Based upon Christ’s self-sacrifice, the Apostle Paul asserts that all those who believe are “being justified as a gift by His grace through the redemption which is in Christ Jesus whom God displayed as a propitiation in His blood through faith” (Romans 3:22-25). This Greek word for propitiation literally refers to the mercy seat of the Old Testament, where the blood sacrifices were offered for the atonement of sin. Those sacrifices satisfied God’s righteousness demands, so that now Christ’s atoning work "causes God to deal with us mercifully,”9 and thus providing mankind a peaceful and harmonious relationship with his Creator. As the Apostle Paul affirmed “For He Himself [Jesus Christ] is our peace” (Ephesians 2:14a; cf. Isaiah 9:6).

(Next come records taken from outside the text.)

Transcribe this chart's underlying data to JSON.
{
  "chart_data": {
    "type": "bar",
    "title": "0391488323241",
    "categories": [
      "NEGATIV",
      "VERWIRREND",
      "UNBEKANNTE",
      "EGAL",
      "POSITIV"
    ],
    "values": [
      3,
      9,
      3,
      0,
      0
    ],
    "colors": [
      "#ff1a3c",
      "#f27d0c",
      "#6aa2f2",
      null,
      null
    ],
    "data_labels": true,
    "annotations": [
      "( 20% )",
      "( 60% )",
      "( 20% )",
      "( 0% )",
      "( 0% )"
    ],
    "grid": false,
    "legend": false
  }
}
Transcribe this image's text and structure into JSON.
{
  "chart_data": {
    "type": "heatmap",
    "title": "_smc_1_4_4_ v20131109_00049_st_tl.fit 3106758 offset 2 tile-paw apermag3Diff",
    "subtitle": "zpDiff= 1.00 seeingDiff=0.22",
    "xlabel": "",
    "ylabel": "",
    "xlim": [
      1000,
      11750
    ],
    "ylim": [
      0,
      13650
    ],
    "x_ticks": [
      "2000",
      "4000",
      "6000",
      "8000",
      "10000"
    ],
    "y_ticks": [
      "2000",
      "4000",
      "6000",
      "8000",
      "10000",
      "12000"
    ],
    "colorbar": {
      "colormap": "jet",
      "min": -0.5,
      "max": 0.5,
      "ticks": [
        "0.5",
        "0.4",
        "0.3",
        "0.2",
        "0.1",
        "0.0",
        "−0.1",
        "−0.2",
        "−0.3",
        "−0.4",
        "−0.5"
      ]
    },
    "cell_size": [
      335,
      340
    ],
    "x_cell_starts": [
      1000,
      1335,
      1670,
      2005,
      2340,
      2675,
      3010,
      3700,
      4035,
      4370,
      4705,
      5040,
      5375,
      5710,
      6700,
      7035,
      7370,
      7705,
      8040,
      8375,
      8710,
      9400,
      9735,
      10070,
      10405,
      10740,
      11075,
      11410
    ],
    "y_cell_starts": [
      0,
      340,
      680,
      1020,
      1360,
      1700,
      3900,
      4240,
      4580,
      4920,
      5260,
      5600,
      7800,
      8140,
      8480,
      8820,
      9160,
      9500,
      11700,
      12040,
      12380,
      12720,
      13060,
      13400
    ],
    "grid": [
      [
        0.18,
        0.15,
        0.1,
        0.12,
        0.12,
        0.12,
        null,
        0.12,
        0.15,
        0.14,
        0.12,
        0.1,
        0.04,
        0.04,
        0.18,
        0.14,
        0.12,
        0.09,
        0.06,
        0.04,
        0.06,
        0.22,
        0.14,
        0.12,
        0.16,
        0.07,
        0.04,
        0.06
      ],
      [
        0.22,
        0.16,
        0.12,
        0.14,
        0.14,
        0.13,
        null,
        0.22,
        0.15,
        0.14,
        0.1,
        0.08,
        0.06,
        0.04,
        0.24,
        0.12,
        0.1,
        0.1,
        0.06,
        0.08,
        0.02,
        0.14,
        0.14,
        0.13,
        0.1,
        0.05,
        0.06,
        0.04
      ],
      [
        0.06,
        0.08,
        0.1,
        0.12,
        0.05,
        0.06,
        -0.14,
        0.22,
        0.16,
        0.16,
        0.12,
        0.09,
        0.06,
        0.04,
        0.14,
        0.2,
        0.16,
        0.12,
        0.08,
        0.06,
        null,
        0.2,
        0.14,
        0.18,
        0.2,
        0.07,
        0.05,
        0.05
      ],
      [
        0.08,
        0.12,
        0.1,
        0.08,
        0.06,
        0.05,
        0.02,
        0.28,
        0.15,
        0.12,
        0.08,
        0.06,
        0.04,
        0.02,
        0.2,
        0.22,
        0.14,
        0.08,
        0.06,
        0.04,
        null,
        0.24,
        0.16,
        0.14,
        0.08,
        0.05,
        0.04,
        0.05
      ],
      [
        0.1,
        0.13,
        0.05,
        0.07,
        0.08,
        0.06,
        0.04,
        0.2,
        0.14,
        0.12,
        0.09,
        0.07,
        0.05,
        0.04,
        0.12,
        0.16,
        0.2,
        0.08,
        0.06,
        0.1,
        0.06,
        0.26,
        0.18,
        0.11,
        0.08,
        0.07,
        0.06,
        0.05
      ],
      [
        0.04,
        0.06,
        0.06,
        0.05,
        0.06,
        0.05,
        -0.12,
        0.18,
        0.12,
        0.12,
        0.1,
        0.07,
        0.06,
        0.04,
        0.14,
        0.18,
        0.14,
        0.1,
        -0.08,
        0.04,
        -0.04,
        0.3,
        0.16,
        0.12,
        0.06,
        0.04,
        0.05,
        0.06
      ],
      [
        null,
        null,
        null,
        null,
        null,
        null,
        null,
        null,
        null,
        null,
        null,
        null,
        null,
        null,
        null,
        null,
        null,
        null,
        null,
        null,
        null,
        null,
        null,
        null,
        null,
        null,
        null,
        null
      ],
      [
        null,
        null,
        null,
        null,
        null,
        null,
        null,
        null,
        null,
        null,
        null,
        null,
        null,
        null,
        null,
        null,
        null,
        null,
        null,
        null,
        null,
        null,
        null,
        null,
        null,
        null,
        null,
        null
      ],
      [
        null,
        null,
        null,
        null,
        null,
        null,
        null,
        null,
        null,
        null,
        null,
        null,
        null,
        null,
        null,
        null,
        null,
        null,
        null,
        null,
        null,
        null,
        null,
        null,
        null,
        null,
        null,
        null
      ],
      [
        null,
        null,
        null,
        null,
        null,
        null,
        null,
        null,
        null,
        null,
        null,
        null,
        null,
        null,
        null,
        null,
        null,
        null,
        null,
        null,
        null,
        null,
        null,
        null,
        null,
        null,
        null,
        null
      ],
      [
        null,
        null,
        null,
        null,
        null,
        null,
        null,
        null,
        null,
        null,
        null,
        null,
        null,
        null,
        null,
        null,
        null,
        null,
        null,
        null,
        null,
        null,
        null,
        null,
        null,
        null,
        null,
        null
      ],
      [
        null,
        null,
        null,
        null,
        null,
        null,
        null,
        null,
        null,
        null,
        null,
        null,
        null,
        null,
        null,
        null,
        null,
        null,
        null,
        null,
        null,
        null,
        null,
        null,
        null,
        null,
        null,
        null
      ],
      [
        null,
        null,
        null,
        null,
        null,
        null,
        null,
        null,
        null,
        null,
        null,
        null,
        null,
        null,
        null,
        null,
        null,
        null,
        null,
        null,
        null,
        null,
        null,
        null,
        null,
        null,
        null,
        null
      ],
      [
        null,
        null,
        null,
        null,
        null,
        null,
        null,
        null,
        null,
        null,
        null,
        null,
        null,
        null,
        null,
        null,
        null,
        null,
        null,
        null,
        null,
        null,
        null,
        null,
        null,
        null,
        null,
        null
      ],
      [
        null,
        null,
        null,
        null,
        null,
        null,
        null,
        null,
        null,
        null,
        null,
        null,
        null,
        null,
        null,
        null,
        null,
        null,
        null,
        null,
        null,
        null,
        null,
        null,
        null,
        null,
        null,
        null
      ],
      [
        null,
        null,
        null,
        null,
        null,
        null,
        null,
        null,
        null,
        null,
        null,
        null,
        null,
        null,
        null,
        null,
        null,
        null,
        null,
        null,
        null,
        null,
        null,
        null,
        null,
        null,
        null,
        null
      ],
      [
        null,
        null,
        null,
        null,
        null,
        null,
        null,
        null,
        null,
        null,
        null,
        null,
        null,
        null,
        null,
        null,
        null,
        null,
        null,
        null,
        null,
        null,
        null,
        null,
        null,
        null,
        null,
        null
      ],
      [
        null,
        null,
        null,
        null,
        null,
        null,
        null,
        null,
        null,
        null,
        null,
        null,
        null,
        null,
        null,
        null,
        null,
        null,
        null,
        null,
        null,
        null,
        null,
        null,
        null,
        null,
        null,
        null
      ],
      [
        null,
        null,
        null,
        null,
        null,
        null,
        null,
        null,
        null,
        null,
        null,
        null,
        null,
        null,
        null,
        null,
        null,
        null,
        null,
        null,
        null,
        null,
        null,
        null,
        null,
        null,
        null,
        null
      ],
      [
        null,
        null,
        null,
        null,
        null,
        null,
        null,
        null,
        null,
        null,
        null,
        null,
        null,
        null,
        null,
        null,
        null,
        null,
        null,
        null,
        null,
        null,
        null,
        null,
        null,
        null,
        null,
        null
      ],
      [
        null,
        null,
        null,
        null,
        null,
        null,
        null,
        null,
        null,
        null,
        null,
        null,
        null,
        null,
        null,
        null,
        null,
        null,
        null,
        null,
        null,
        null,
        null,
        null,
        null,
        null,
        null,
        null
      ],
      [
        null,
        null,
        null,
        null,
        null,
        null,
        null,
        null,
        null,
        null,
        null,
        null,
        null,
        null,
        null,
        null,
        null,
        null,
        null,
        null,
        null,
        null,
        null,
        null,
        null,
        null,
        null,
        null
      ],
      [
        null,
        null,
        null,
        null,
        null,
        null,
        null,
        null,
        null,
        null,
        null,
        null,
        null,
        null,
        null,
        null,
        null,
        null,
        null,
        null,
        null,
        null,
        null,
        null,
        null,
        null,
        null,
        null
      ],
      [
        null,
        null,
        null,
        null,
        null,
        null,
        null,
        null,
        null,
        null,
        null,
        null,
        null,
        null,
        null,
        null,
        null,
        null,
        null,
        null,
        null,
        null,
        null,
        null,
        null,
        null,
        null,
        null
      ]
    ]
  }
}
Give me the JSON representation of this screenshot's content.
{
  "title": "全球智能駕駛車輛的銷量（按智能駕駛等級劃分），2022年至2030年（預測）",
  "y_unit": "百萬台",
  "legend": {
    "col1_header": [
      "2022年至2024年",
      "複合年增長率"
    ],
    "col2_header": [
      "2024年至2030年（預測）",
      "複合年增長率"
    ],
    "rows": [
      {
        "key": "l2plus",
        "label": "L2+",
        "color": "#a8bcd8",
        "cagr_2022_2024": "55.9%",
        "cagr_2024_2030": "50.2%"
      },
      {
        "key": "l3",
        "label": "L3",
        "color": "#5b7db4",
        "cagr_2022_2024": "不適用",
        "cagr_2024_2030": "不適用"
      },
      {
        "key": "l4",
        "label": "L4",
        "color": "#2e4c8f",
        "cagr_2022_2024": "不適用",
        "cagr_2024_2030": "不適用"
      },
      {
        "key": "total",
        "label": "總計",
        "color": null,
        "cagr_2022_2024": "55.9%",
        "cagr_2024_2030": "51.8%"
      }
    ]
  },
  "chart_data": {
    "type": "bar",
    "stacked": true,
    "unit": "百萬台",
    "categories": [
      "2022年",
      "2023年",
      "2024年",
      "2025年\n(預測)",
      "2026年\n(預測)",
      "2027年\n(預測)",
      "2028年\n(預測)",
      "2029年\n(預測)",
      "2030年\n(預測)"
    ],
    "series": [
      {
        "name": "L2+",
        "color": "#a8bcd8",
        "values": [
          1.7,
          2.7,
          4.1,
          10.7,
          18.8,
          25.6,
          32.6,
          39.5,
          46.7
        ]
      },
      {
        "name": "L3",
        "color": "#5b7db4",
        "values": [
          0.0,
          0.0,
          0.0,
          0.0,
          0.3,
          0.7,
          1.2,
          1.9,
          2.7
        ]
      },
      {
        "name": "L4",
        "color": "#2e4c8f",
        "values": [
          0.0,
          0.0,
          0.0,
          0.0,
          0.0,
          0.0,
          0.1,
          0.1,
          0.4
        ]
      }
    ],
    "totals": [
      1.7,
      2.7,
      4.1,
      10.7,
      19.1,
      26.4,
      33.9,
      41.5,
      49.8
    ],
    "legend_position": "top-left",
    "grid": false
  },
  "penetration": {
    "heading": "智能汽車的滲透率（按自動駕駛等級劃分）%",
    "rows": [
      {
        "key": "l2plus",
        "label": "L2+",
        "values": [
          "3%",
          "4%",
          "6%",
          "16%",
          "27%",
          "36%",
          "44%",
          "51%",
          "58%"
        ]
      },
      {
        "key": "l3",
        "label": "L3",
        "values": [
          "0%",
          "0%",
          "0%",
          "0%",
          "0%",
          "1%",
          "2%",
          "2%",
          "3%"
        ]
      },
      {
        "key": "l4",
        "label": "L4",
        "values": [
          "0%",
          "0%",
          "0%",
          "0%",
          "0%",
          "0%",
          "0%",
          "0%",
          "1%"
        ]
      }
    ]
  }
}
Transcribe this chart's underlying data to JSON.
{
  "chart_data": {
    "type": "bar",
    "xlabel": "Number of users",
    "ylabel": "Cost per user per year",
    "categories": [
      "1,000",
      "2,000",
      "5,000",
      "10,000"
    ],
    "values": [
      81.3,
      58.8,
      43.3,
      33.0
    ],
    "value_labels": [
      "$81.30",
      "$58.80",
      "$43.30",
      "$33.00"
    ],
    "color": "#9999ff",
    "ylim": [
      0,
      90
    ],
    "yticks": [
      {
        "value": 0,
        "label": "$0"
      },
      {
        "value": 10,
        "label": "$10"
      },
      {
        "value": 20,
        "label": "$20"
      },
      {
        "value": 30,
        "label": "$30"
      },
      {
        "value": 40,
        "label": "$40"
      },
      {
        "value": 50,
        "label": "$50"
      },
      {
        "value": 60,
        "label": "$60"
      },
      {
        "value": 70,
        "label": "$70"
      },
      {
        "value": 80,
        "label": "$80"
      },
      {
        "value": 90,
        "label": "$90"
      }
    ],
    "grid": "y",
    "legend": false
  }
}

We now understand why John emphasizes this so vital truth twice in his epistle:

And He Himself is the propitiation for our sins; and not for ours only, but also for those of the whole world. (1 John 2:2)

In this is love, not that we loved God, but that He loved us and sent His Son to be the propitiation for our sins. (1 John 4:10)



[1] Schaeffer, Francis A. (1985). The Complete Works of Francis A. Schaeffer, Wheaton, IL: Crossway Books, 2.338.

[2] Barnes, Albert (2005). Notes on the New Testament (R. Frew, Ed.), Grand Rapids, MI: Baker Books, XIII.2.276.

[3] Gibbon, Edward (1776–1789). The History of the Decline and Fall of the Roman Empire, 3.245.

[4] Barnes, XIII.2.276.

[5] This is the essential meaning of this verb “comes” from the Greek.

[6] Chafer, Lewis Sperry (1976). Systematic Theology, Dallas, TX: Dallas Seminary Press, 1.382.

[7] Thieme, R.B., Jr. (2022). Thieme’s Bible Doctrine Dictionary, Houston, TX: R.B. Thieme, Jr., Bible Ministries, p.130.

[8] Ryrie, C. C. (1995). Ryrie Study Bible: New American Standard Bible, 1995 update. Chicago: Moody Press, p. 790, note.

[9] Zodhiates, S. (2000). In The Complete Word Study Dictionary: New Testament. Chattanooga, TN: AMG Publishers, G2435.